Disney reported mixed fiscal fourth-quarter results Thursday, beating earnings expectations but missing Wall Street’s revenue forecast. Shares fell roughly 6 percent in premarket trading as the company’s entertainment business continued to struggle.
The Walt Disney Company, $DIS, Q4-25. Results:
— EarningsTime (@Earnings_Time) November 13, 2025
📊 Adj. EPS: $1.11 🟢
💰 Revenue: $22.5B 🔴
📈 Net Income: $1.3B
🔎 Record performance in Experiences segment and continued growth in streaming, with 12.4M new Disney+ and Hulu subscribers this quarter. pic.twitter.com/UZ0DjkvUQ5
Revenue for the unit dropped 6 percent to $10.21 billion, hurt by weak TV networks, lower advertising, and a lackluster film slate. A carriage dispute with YouTube TV has also kept ESPN and other networks off the platform since October.
Streaming remained the bright spot.
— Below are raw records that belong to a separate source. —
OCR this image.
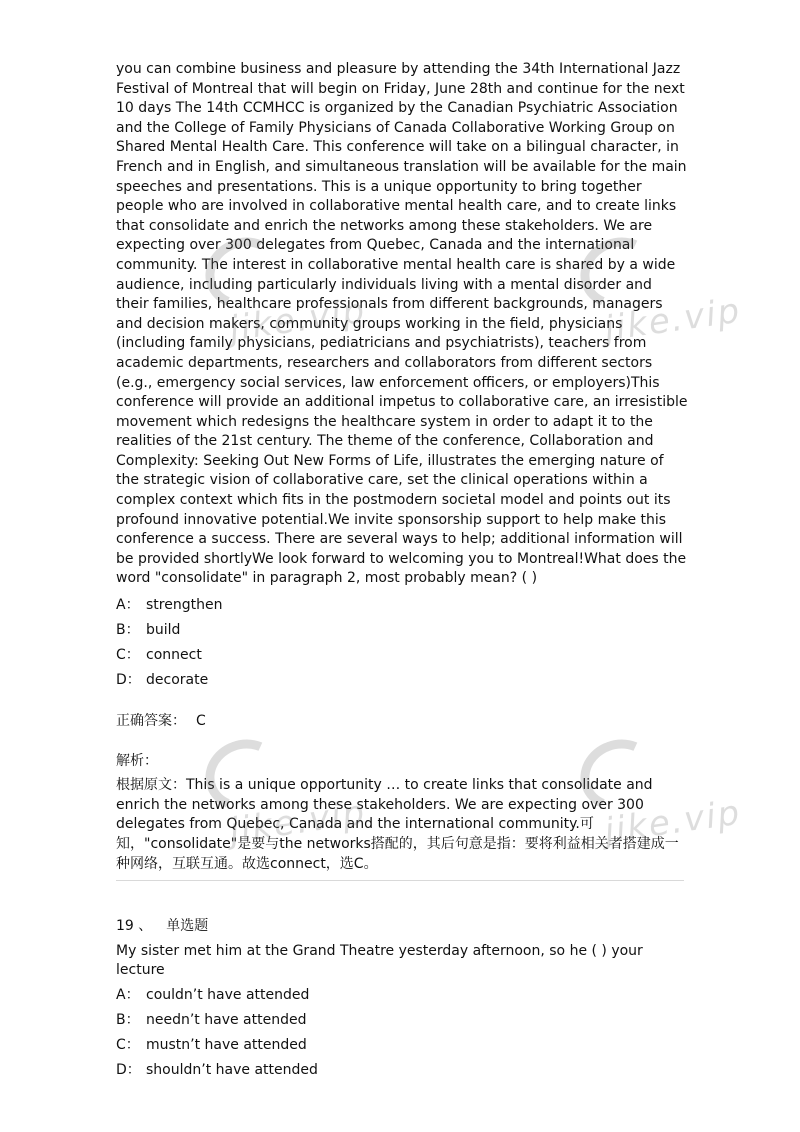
you can combine business and pleasure by attending the 34th International Jazz Festival of Montreal that will begin on Friday, June 28th and continue for the next 10 days The 14th CCMHCC is organized by the Canadian Psychiatric Association and the College of Family Physicians of Canada Collaborative Working Group on Shared Mental Health Care. This conference will take on a bilingual character, in French and in English, and simultaneous translation will be available for the main speeches and presentations. This is a unique opportunity to bring together people who are involved in collaborative mental health care, and to create links that consolidate and enrich the networks among these stakeholders. We are expecting over 300 delegates from Quebec, Canada and the international community. The interest in collaborative mental health care is shared by a wide audience, including particularly individuals living with a mental disorder and their families, healthcare professionals from different backgrounds, managers and decision makers, community groups working in the field, physicians (including family physicians, pediatricians and psychiatrists), teachers from academic departments, researchers and collaborators from different sectors (e.g., emergency social services, law enforcement officers, or employers)This conference will provide an additional impetus to collaborative care, an irresistible movement which redesigns the healthcare system in order to adapt it to the realities of the 21st century. The theme of the conference, Collaboration and Complexity: Seeking Out New Forms of Life, illustrates the emerging nature of the strategic vision of collaborative care, set the clinical operations within a complex context which fits in the postmodern societal model and points out its profound innovative potential.We invite sponsorship support to help make this conference a success. There are several ways to help; additional information will be provided shortlyWe look forward to welcoming you to Montreal!What does the word "consolidate" in paragraph 2, most probably mean? ( )

A： strengthen
B： build
C： connect
D： decorate
正确答案： C
解析：
根据原文：This is a unique opportunity … to create links that consolidate and enrich the networks among these stakeholders. We are expecting over 300 delegates from Quebec, Canada and the international community.可知，"consolidate"是要与the networks搭配的，其后句意是指：要将利益相关者搭建成一种网络，互联互通。故选connect，选C。
19 、 单选题
My sister met him at the Grand Theatre yesterday afternoon, so he ( ) your lecture
A： couldn’t have attended
B： needn’t have attended
C： mustn’t have attended
D： shouldn’t have attended
jike.vip	jike.vip
jike.vip	jike.vip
Operating income for streaming jumped 39 percent as Disney+ added 3.8 million subscribers, aided by the Charter Communications deal and growth overseas.
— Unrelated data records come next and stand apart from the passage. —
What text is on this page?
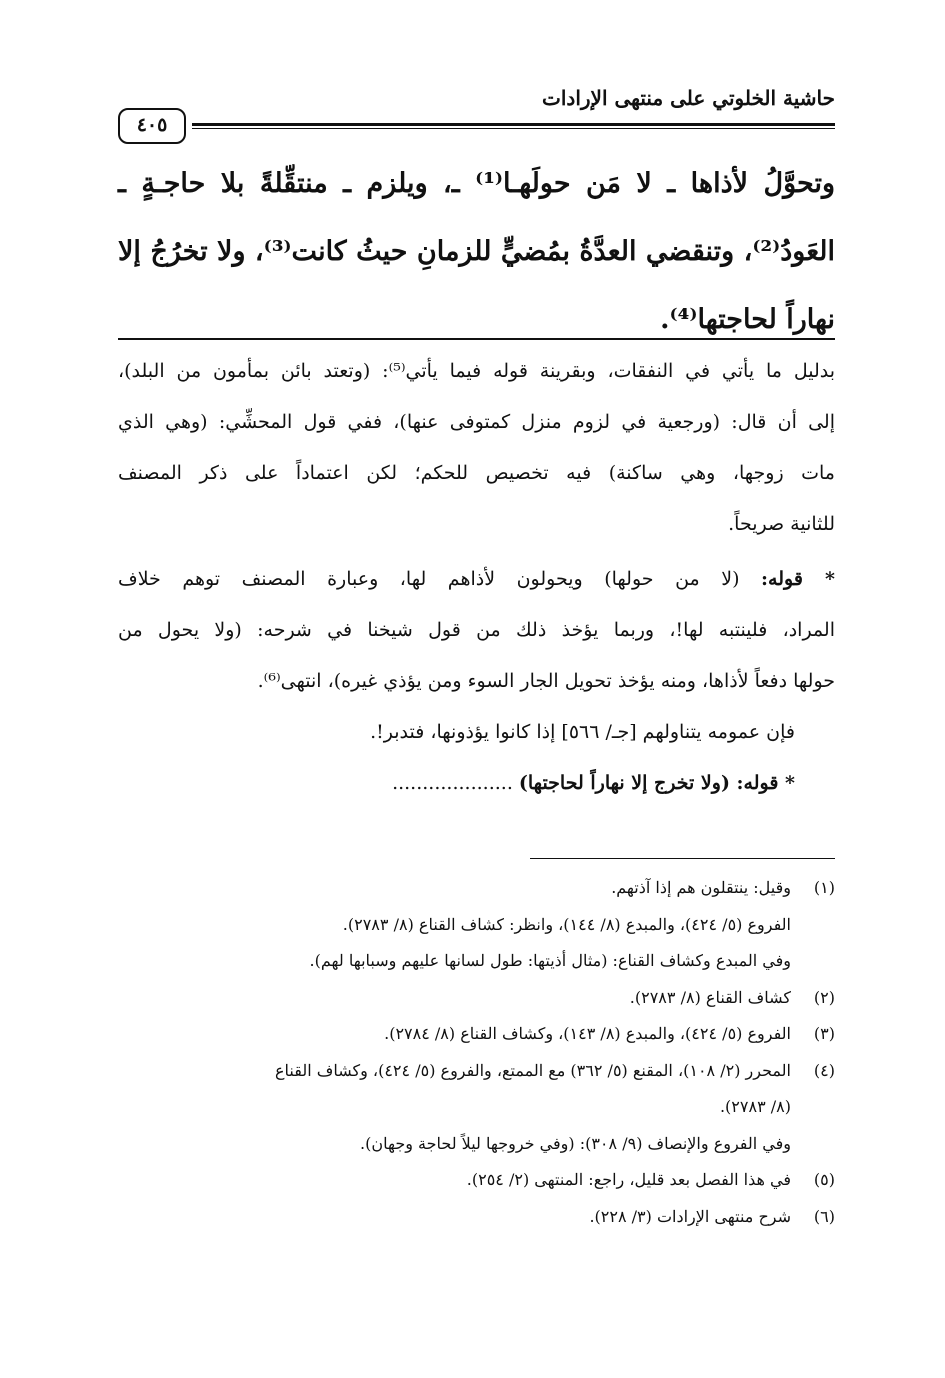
حاشية الخلوتي على منتهى الإرادات
٤٠٥
وتحوَّلُ لأذاها ـ لا مَن حولَهـا⁽¹⁾ ـ، ويلزم ـ منتقِّلةً بلا حاجـةٍ ـ
العَودُ⁽²⁾، وتنقضي العدَّةُ بمُضيٍّ للزمانِ حيثُ كانت⁽³⁾، ولا تخرُجُ إلا
نهاراً لحاجتها⁽⁴⁾.
بدليل ما يأتي في النفقات، وبقرينة قوله فيما يأتي⁽⁵⁾: (وتعتد بائن بمأمون من البلد)،
إلى أن قال: (ورجعية في لزوم منزل كمتوفى عنها)، ففي قول المحشِّي: (وهي الذي
مات زوجها، وهي ساكنة) فيه تخصيص للحكم؛ لكن اعتماداً على ذكر المصنف
للثانية صريحاً.
* قوله: (لا من حولها) ويحولون لأذاهم لها، وعبارة المصنف توهم خلاف
المراد، فلينتبه لها!، وربما يؤخذ ذلك من قول شيخنا في شرحه: (ولا يحول من
حولها دفعاً لأذاها، ومنه يؤخذ تحويل الجار السوء ومن يؤذي غيره)، انتهى⁽⁶⁾.
فإن عمومه يتناولهم [جـ/ ٥٦٦] إذا كانوا يؤذونها، فتدبر!.
* قوله: (ولا تخرج إلا نهاراً لحاجتها) ....................
(١)وقيل: ينتقلون هم إذا آذتهم.
الفروع (٥/ ٤٢٤)، والمبدع (٨/ ١٤٤)، وانظر: كشاف القناع (٨/ ٢٧٨٣).
وفي المبدع وكشاف القناع: (مثال أذيتها: طول لسانها عليهم وسبابها لهم).
(٢)كشاف القناع (٨/ ٢٧٨٣).
(٣)الفروع (٥/ ٤٢٤)، والمبدع (٨/ ١٤٣)، وكشاف القناع (٨/ ٢٧٨٤).
(٤)المحرر (٢/ ١٠٨)، المقنع (٥/ ٣٦٢) مع الممتع، والفروع (٥/ ٤٢٤)، وكشاف القناع
(٨/ ٢٧٨٣).
وفي الفروع والإنصاف (٩/ ٣٠٨): (وفي خروجها ليلاً لحاجة وجهان).
(٥)في هذا الفصل بعد قليل، راجع: المنتهى (٢/ ٢٥٤).
(٦)شرح منتهى الإرادات (٣/ ٢٢٨).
Disney beat Wall Street estimates as Disney+ subscribers rose by 3.8 million to 131.6 million total subs. https://t.co/alyGjjCgzG pic.twitter.com/Y3T1wSbFVE
— The Hollywood Reporter (@THR) November 13, 2025
The company highlighted early momentum for its new ESPN streaming app, with most new users signing up through bundles.
Disney’s parks, resorts, and cruises also posted solid gains, with revenue up 6 percent and operating income up 13 percent. The company plans to boost its dividend and double share buybacks in fiscal 2026.